You can check out these changes with something like this:

mkdir build
cp TerminalImageViewer.spec build
cd build
wget https://github.com/stefanhaustein/TerminalImageViewer/archive/refs/tags/v1.1.1.tar.gz
fedpkg --release f35 mockbuild
sudo dnf install -C -y results_TerminalImageViewer/1.1.1/1.fc35/TerminalImageViewer-1.1.1-1.fc35.x86_64.rpm

I hope this is useful for you. As of now I'll leave it at this but I will upload this to COPR at one point for automatic builds.

aaronliu0130 commented 2 years ago

Is there no way to use some program to automatically build and install based on the specfile or something like that?

markovejnovic commented 2 years ago

Hi. Sorry for the late reply. I'm not really familiar of a better way. I could make a simple Makefile that automates the commands I outlined before, but it would basically simply invoke wget and fedpkg. The dnf install command doesn't seem to be designed for installing source (as the Makefile that currently exists does); it seems more like apt-get in that sense. I have to warn you that I'm no expert in making fedora packages (this is my first one). Maybe there is a better way, but I don't know of one. All of the info I found is from Fedora's packaging tutorial.

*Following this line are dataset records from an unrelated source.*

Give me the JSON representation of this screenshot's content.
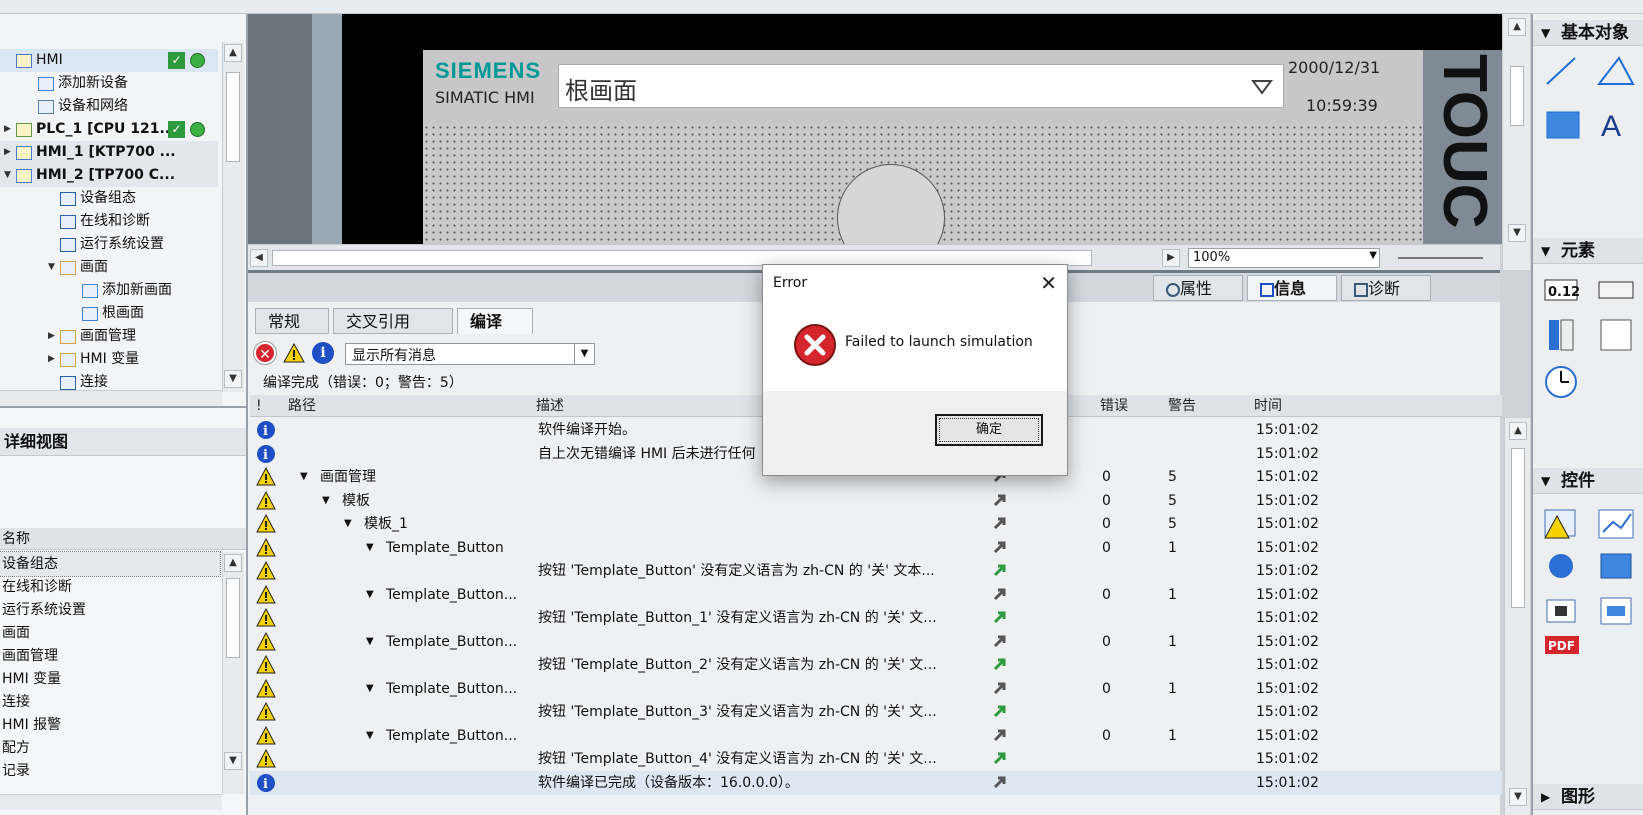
{
  "tree": {
    "items": [
      {
        "label": "HMI",
        "level": 0,
        "expand": ""
      },
      {
        "label": "添加新设备",
        "level": 1,
        "expand": ""
      },
      {
        "label": "设备和网络",
        "level": 1,
        "expand": ""
      },
      {
        "label": "PLC_1 [CPU 121...",
        "level": 0,
        "expand": "collapsed"
      },
      {
        "label": "HMI_1 [KTP700 ...",
        "level": 0,
        "expand": "collapsed"
      },
      {
        "label": "HMI_2 [TP700 C...",
        "level": 0,
        "expand": "expanded"
      },
      {
        "label": "设备组态",
        "level": 2,
        "expand": ""
      },
      {
        "label": "在线和诊断",
        "level": 2,
        "expand": ""
      },
      {
        "label": "运行系统设置",
        "level": 2,
        "expand": ""
      },
      {
        "label": "画面",
        "level": 2,
        "expand": "expanded"
      },
      {
        "label": "添加新画面",
        "level": 3,
        "expand": ""
      },
      {
        "label": "根画面",
        "level": 3,
        "expand": ""
      },
      {
        "label": "画面管理",
        "level": 2,
        "expand": "collapsed"
      },
      {
        "label": "HMI 变量",
        "level": 2,
        "expand": "collapsed"
      },
      {
        "label": "连接",
        "level": 2,
        "expand": ""
      }
    ]
  },
  "details": {
    "title": "详细视图",
    "column": "名称",
    "items": [
      "设备组态",
      "在线和诊断",
      "运行系统设置",
      "画面",
      "画面管理",
      "HMI 变量",
      "连接",
      "HMI 报警",
      "配方",
      "记录"
    ]
  },
  "editor": {
    "brand": "SIEMENS",
    "product": "SIMATIC HMI",
    "screen_name": "根画面",
    "date": "2000/12/31",
    "time": "10:59:39",
    "side_text": "TOUC",
    "zoom": "100%"
  },
  "inspector": {
    "tabs": [
      "属性",
      "信息",
      "诊断"
    ],
    "subtabs": [
      "常规",
      "交叉引用",
      "编译"
    ],
    "filter": "显示所有消息",
    "summary": "编译完成（错误：0；警告：5）",
    "columns": {
      "flag": "!",
      "path": "路径",
      "desc": "描述",
      "errors": "错误",
      "warnings": "警告",
      "time": "时间"
    },
    "rows": [
      {
        "type": "info",
        "path": "",
        "indent": 0,
        "desc": "软件编译开始。",
        "go": "",
        "err": "",
        "warn": "",
        "time": "15:01:02"
      },
      {
        "type": "info",
        "path": "",
        "indent": 0,
        "desc": "自上次无错编译 HMI 后未进行任何",
        "go": "",
        "err": "",
        "warn": "",
        "time": "15:01:02"
      },
      {
        "type": "warn",
        "path": "画面管理",
        "indent": 1,
        "desc": "",
        "go": "gray",
        "err": "0",
        "warn": "5",
        "time": "15:01:02"
      },
      {
        "type": "warn",
        "path": "模板",
        "indent": 2,
        "desc": "",
        "go": "gray",
        "err": "0",
        "warn": "5",
        "time": "15:01:02"
      },
      {
        "type": "warn",
        "path": "模板_1",
        "indent": 3,
        "desc": "",
        "go": "gray",
        "err": "0",
        "warn": "5",
        "time": "15:01:02"
      },
      {
        "type": "warn",
        "path": "Template_Button",
        "indent": 4,
        "desc": "",
        "go": "gray",
        "err": "0",
        "warn": "1",
        "time": "15:01:02"
      },
      {
        "type": "warn",
        "path": "",
        "indent": 0,
        "desc": "按钮 'Template_Button' 没有定义语言为 zh-CN 的 '关' 文本...",
        "go": "green",
        "err": "",
        "warn": "",
        "time": "15:01:02"
      },
      {
        "type": "warn",
        "path": "Template_Button...",
        "indent": 4,
        "desc": "",
        "go": "gray",
        "err": "0",
        "warn": "1",
        "time": "15:01:02"
      },
      {
        "type": "warn",
        "path": "",
        "indent": 0,
        "desc": "按钮 'Template_Button_1' 没有定义语言为 zh-CN 的 '关' 文...",
        "go": "green",
        "err": "",
        "warn": "",
        "time": "15:01:02"
      },
      {
        "type": "warn",
        "path": "Template_Button...",
        "indent": 4,
        "desc": "",
        "go": "gray",
        "err": "0",
        "warn": "1",
        "time": "15:01:02"
      },
      {
        "type": "warn",
        "path": "",
        "indent": 0,
        "desc": "按钮 'Template_Button_2' 没有定义语言为 zh-CN 的 '关' 文...",
        "go": "green",
        "err": "",
        "warn": "",
        "time": "15:01:02"
      },
      {
        "type": "warn",
        "path": "Template_Button...",
        "indent": 4,
        "desc": "",
        "go": "gray",
        "err": "0",
        "warn": "1",
        "time": "15:01:02"
      },
      {
        "type": "warn",
        "path": "",
        "indent": 0,
        "desc": "按钮 'Template_Button_3' 没有定义语言为 zh-CN 的 '关' 文...",
        "go": "green",
        "err": "",
        "warn": "",
        "time": "15:01:02"
      },
      {
        "type": "warn",
        "path": "Template_Button...",
        "indent": 4,
        "desc": "",
        "go": "gray",
        "err": "0",
        "warn": "1",
        "time": "15:01:02"
      },
      {
        "type": "warn",
        "path": "",
        "indent": 0,
        "desc": "按钮 'Template_Button_4' 没有定义语言为 zh-CN 的 '关' 文...",
        "go": "green",
        "err": "",
        "warn": "",
        "time": "15:01:02"
      },
      {
        "type": "info",
        "path": "",
        "indent": 0,
        "desc": "软件编译已完成（设备版本：16.0.0.0）。",
        "go": "gray",
        "err": "",
        "warn": "",
        "time": "15:01:02"
      }
    ]
  },
  "tasks": {
    "sections": [
      "基本对象",
      "元素",
      "控件",
      "图形"
    ]
  },
  "dialog": {
    "title": "Error",
    "message": "Failed to launch simulation",
    "ok_label": "确定"
  },
  "colors": {
    "accent": "#009999",
    "warn": "#f5d200",
    "info": "#1f4fc4",
    "error": "#d6262d"
  }
}
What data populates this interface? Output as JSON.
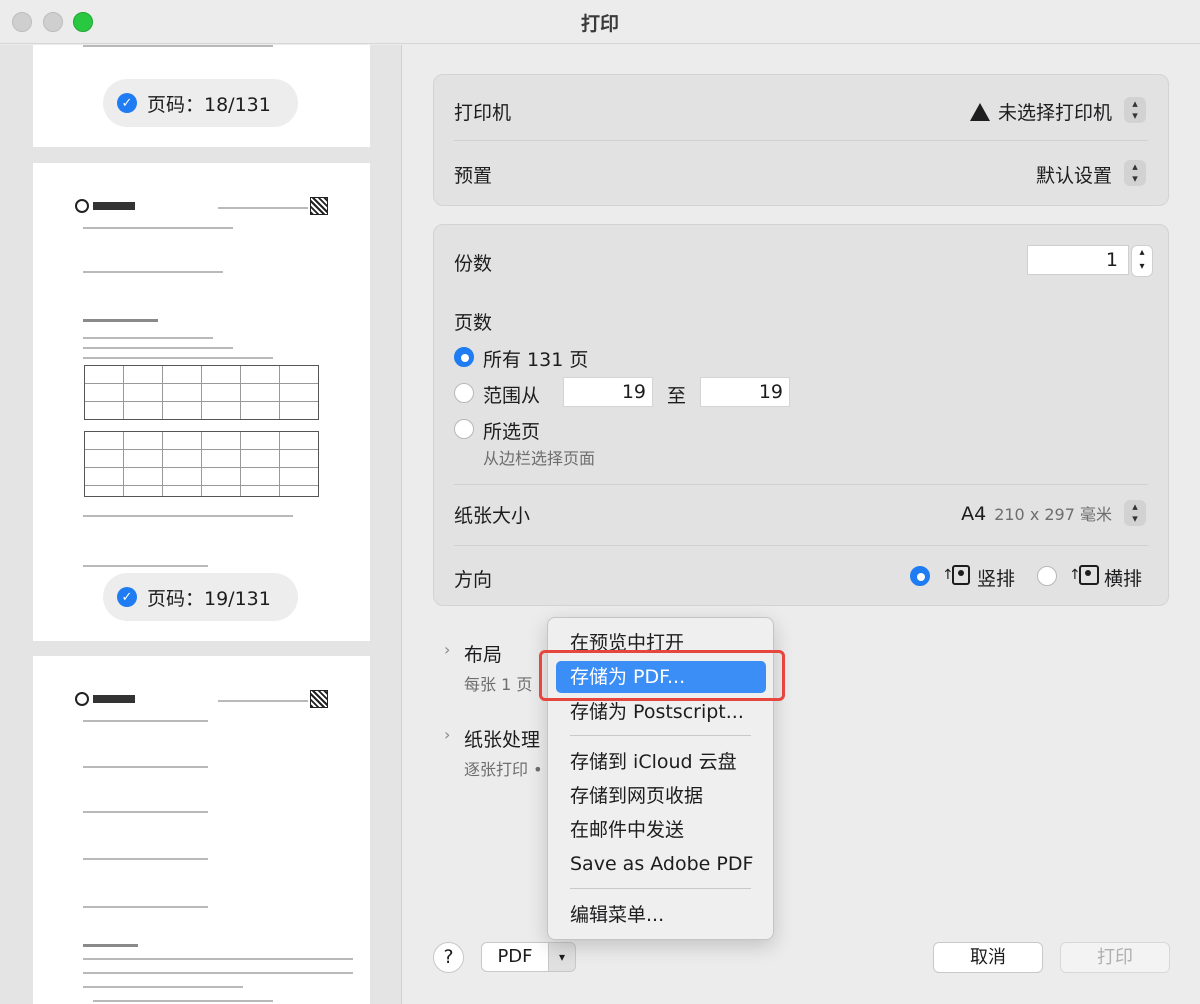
{
  "window": {
    "title": "打印"
  },
  "sidebar": {
    "pages": [
      {
        "label": "页码：18/131",
        "checked": true
      },
      {
        "label": "页码：19/131",
        "checked": true
      }
    ]
  },
  "printer_section": {
    "printer_label": "打印机",
    "printer_value": "未选择打印机",
    "preset_label": "预置",
    "preset_value": "默认设置"
  },
  "options_section": {
    "copies_label": "份数",
    "copies_value": "1",
    "pages_label": "页数",
    "all_pages_label": "所有 131 页",
    "range_label": "范围从",
    "range_from": "19",
    "range_to_label": "至",
    "range_to": "19",
    "selected_label": "所选页",
    "selected_sub": "从边栏选择页面",
    "page_range_selected": "all",
    "paper_label": "纸张大小",
    "paper_value": "A4",
    "paper_dims": "210 x 297 毫米",
    "orientation_label": "方向",
    "portrait_label": "竖排",
    "landscape_label": "横排",
    "orientation_selected": "portrait"
  },
  "sections": {
    "layout_title": "布局",
    "layout_sub": "每张 1 页",
    "paper_handling_title": "纸张处理",
    "paper_handling_sub": "逐张打印 •"
  },
  "pdf_menu": {
    "items": [
      "在预览中打开",
      "存储为 PDF...",
      "存储为 Postscript...",
      "存储到 iCloud 云盘",
      "存储到网页收据",
      "在邮件中发送",
      "Save as Adobe PDF",
      "编辑菜单..."
    ],
    "highlighted_index": 1
  },
  "footer": {
    "help_label": "?",
    "pdf_label": "PDF",
    "cancel_label": "取消",
    "print_label": "打印"
  },
  "colors": {
    "accent": "#1f7cf2",
    "menu_highlight": "#3c8ef7",
    "focus_ring": "#e5473e"
  }
}
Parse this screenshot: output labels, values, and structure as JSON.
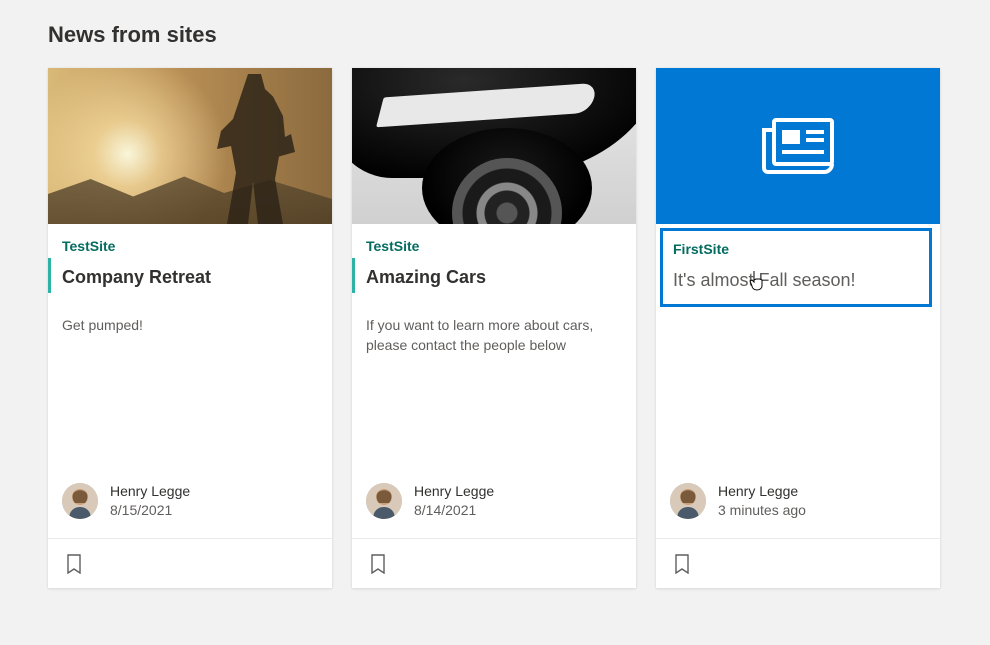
{
  "section_title": "News from sites",
  "cards": [
    {
      "site": "TestSite",
      "title": "Company Retreat",
      "description": "Get pumped!",
      "author": "Henry Legge",
      "timestamp": "8/15/2021",
      "hero": "retreat",
      "selected": false
    },
    {
      "site": "TestSite",
      "title": "Amazing Cars",
      "description": "If you want to learn more about cars, please contact the people below",
      "author": "Henry Legge",
      "timestamp": "8/14/2021",
      "hero": "car",
      "selected": false
    },
    {
      "site": "FirstSite",
      "title": "It's almost Fall season!",
      "description": "",
      "author": "Henry Legge",
      "timestamp": "3 minutes ago",
      "hero": "placeholder",
      "selected": true
    }
  ]
}
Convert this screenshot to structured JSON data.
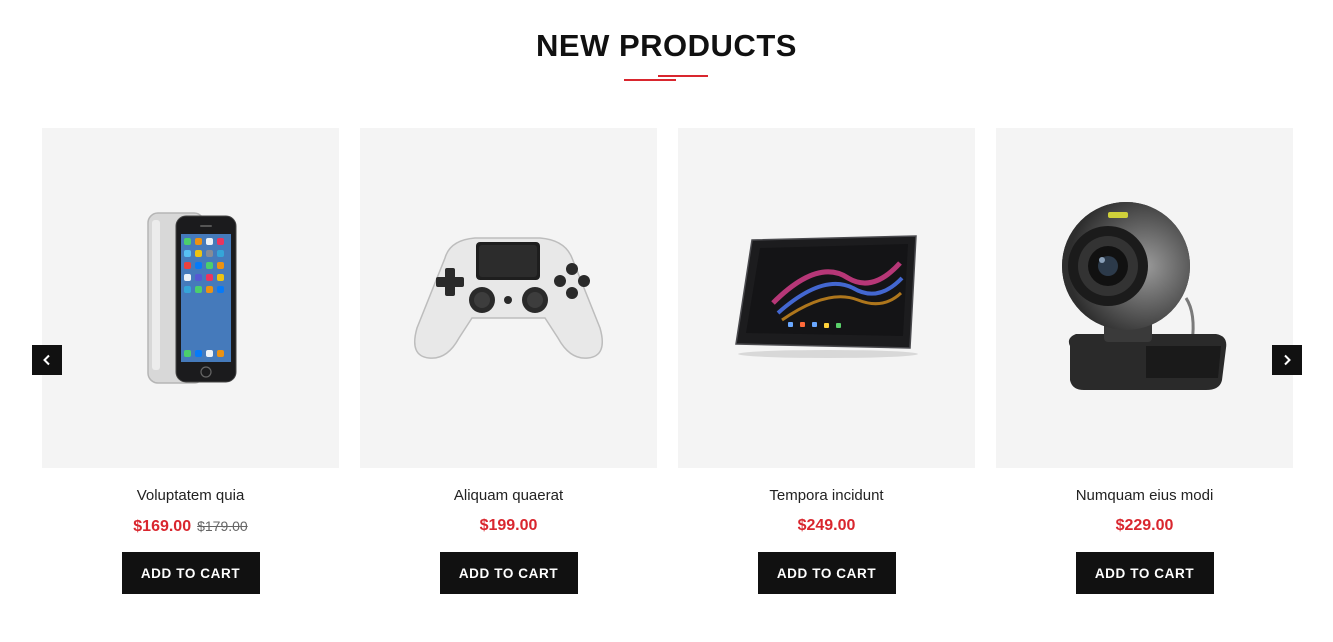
{
  "section": {
    "title": "NEW PRODUCTS"
  },
  "products": [
    {
      "name": "Voluptatem quia",
      "price": "$169.00",
      "old_price": "$179.00",
      "button": "ADD TO CART",
      "image": "smartphone-image"
    },
    {
      "name": "Aliquam quaerat",
      "price": "$199.00",
      "old_price": "",
      "button": "ADD TO CART",
      "image": "game-controller-image"
    },
    {
      "name": "Tempora incidunt",
      "price": "$249.00",
      "old_price": "",
      "button": "ADD TO CART",
      "image": "tablet-image"
    },
    {
      "name": "Numquam eius modi",
      "price": "$229.00",
      "old_price": "",
      "button": "ADD TO CART",
      "image": "webcam-image"
    }
  ],
  "navigation": {
    "prev_icon": "chevron-left-icon",
    "next_icon": "chevron-right-icon"
  },
  "colors": {
    "accent": "#d9262e",
    "button_bg": "#111111",
    "card_bg": "#f4f4f4"
  }
}
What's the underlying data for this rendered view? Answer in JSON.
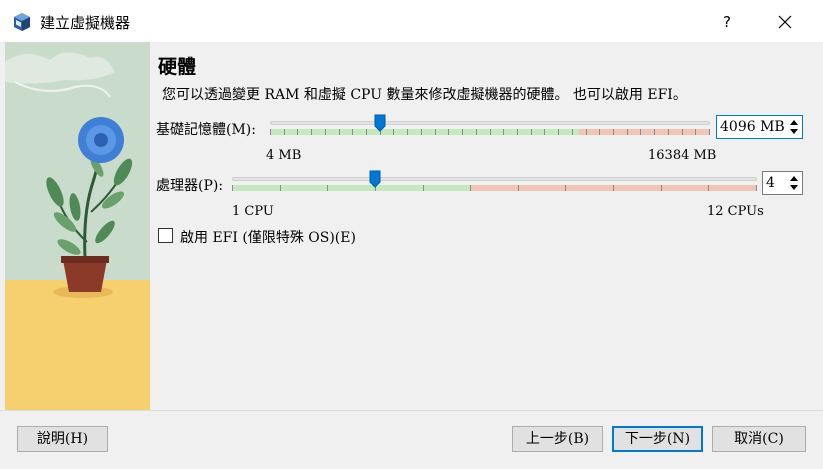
{
  "window": {
    "title": "建立虛擬機器",
    "help_label": "?",
    "icon": "virtualbox-cube-icon"
  },
  "page": {
    "title": "硬體",
    "description": "您可以透過變更 RAM 和虛擬 CPU 數量來修改虛擬機器的硬體。 也可以啟用 EFI。"
  },
  "memory": {
    "label": "基礎記憶體(M):",
    "min_label": "4 MB",
    "max_label": "16384 MB",
    "value_text": "4096 MB",
    "value": 4096,
    "min": 4,
    "max": 16384,
    "recommended_max": 11500
  },
  "processors": {
    "label": "處理器(P):",
    "min_label": "1 CPU",
    "max_label": "12 CPUs",
    "value_text": "4",
    "value": 4,
    "min": 1,
    "max": 12,
    "recommended_max": 6
  },
  "efi": {
    "label": "啟用 EFI (僅限特殊 OS)(E)",
    "checked": false
  },
  "buttons": {
    "help": "說明(H)",
    "back": "上一步(B)",
    "next": "下一步(N)",
    "cancel": "取消(C)"
  },
  "colors": {
    "accent": "#0078d7",
    "safe_zone": "#c4e9bf",
    "warn_zone": "#f1c4b8",
    "illustration_sky": "#c9dccb",
    "illustration_floor": "#f6cf6f",
    "flower": "#3f7fd6"
  }
}
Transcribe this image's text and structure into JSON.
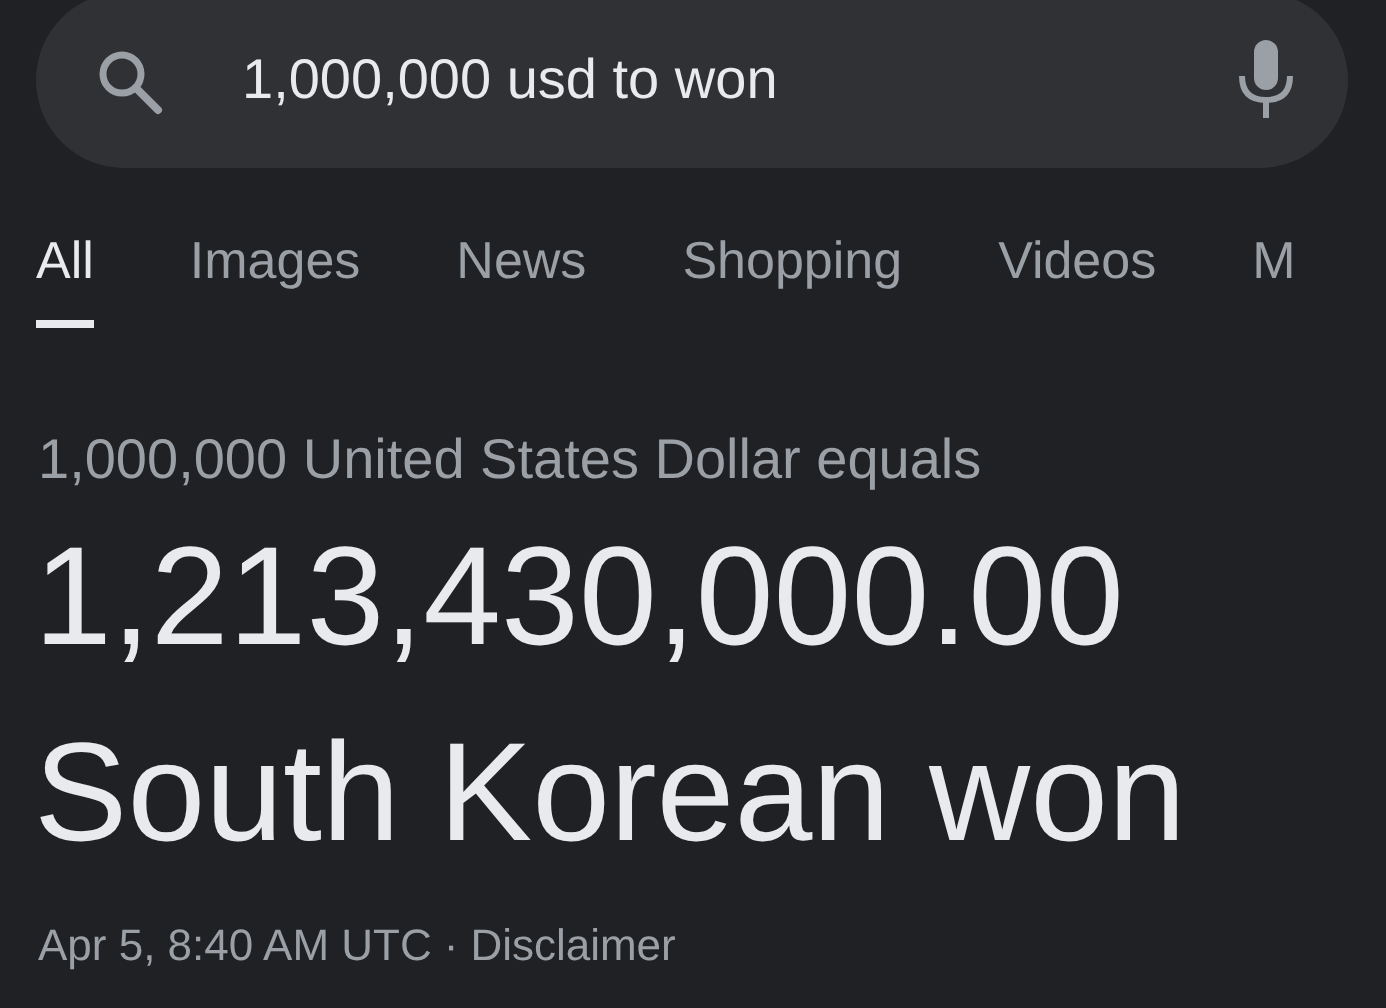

I would be willing to maintain this package for fedora, but this would be my first time maintaining a fedora package. I'm currently hosting a COPR repo that builds this project. It takes the sources from the github releases (of the official repo) and builds them according to the specfile I'm proposing to merge. If you are not comfortable with a third-party (myself) hosting the copr then I'll take it down.

sudo dnf copr enable mvejnovic/TerminalImageViewer
sudo dnf install TerminalImageViewer

Do you think the copr is a nice solution for building this project?

stefanhaustein commented 2 years ago

Aren't the package definitions typically inside / under control of the distributions?

markovejnovic commented 1 year ago

Yeah, I think you're right -- maybe it's best if I keep the COPR up (I see utility from it) and we reject this PR? I can keep the COPR updated by forking from your main repo. Does that work?